For UBS, FINRA claims that the firm did not apply its supervisory controls to off-platform 529 plan transactions and did not adapt its share-class suitability procedures to 529 plans.

FINRA claims that Wells Fargo’s supervisory system for 529 plans did not reasonably address

share-class suitability and did not detect share-class recommendations that were likely inconsistent with the suggested time horizon for certain 529 plan investments.

For LPL, FINRA claims that its supervisory system for 529 plan rollover recommendations was not reasonably designed. The firm also allegedly failed to adequately notify and train its representatives regarding the availability of sales charge waivers and Class AR shares, which are typically available to customers who held Class A shares in one state-sponsored 529 plan but rolled over the shares into another state’s 529 plan.

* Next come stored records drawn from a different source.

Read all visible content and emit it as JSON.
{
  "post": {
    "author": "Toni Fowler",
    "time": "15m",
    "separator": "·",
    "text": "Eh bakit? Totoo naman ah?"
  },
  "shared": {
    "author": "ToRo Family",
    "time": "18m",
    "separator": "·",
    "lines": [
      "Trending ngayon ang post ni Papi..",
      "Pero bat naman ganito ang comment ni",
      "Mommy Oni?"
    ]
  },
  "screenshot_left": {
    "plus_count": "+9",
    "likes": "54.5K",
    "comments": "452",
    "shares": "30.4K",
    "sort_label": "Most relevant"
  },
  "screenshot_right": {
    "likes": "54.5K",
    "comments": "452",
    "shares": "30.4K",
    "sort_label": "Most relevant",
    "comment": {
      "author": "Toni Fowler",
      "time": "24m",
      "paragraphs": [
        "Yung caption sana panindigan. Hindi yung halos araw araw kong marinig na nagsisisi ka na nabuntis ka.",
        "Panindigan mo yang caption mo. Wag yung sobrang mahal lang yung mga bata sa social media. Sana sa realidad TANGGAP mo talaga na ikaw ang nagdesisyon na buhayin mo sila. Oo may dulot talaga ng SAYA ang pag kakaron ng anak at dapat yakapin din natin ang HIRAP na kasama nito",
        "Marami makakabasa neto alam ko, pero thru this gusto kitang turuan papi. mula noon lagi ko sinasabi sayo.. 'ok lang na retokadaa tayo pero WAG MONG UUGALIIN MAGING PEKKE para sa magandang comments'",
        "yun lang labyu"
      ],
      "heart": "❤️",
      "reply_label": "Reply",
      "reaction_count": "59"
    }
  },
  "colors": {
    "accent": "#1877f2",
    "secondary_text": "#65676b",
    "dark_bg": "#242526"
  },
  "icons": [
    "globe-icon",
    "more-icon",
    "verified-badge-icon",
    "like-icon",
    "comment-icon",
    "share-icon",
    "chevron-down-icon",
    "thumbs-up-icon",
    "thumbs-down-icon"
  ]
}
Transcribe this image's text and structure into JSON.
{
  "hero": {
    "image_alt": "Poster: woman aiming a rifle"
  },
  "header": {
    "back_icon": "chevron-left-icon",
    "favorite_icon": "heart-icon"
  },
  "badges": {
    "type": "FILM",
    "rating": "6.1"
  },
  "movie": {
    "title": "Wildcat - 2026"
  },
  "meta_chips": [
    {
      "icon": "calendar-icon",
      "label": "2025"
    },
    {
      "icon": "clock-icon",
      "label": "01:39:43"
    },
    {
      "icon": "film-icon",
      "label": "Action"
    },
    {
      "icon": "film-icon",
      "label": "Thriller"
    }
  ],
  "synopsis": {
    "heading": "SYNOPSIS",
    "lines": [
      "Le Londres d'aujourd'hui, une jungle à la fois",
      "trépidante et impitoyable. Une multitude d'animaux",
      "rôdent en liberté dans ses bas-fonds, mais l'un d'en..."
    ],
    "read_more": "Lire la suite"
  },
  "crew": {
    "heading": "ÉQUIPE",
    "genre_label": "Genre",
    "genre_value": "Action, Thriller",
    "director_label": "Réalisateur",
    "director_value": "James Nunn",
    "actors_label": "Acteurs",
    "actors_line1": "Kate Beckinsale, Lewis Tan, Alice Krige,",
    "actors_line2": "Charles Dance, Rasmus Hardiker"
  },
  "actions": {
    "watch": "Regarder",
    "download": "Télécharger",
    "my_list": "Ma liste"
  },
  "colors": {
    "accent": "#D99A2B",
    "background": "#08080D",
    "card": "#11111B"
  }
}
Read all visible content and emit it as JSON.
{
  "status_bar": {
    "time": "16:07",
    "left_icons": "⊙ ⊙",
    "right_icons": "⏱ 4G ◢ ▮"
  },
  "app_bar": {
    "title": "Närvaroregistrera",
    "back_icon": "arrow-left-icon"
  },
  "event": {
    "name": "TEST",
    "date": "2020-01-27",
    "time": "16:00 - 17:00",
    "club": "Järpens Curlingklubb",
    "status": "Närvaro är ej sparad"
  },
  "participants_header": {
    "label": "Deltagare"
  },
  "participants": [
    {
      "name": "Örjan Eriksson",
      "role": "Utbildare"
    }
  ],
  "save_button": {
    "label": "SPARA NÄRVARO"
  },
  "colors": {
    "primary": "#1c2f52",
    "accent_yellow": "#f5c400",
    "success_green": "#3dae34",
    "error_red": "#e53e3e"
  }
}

FINRA said that MML failed to reasonably supervise representatives’ 529 plan share-class recommendations and failed to supervise mutual fund and 529 plan transactions for available breakpoint discounts.

For the Advisor Group subsidiaries, FINRA alleged that their supervisory system for 529 plans did not reasonably address share-class suitability and did not detect share-class recommendations that were inconsistent with the time horizon for 529 plan investments.

Representatives from each firm signed their respective letters of acceptance, waiver, and consent without admitting or denying FINRA’s allegations.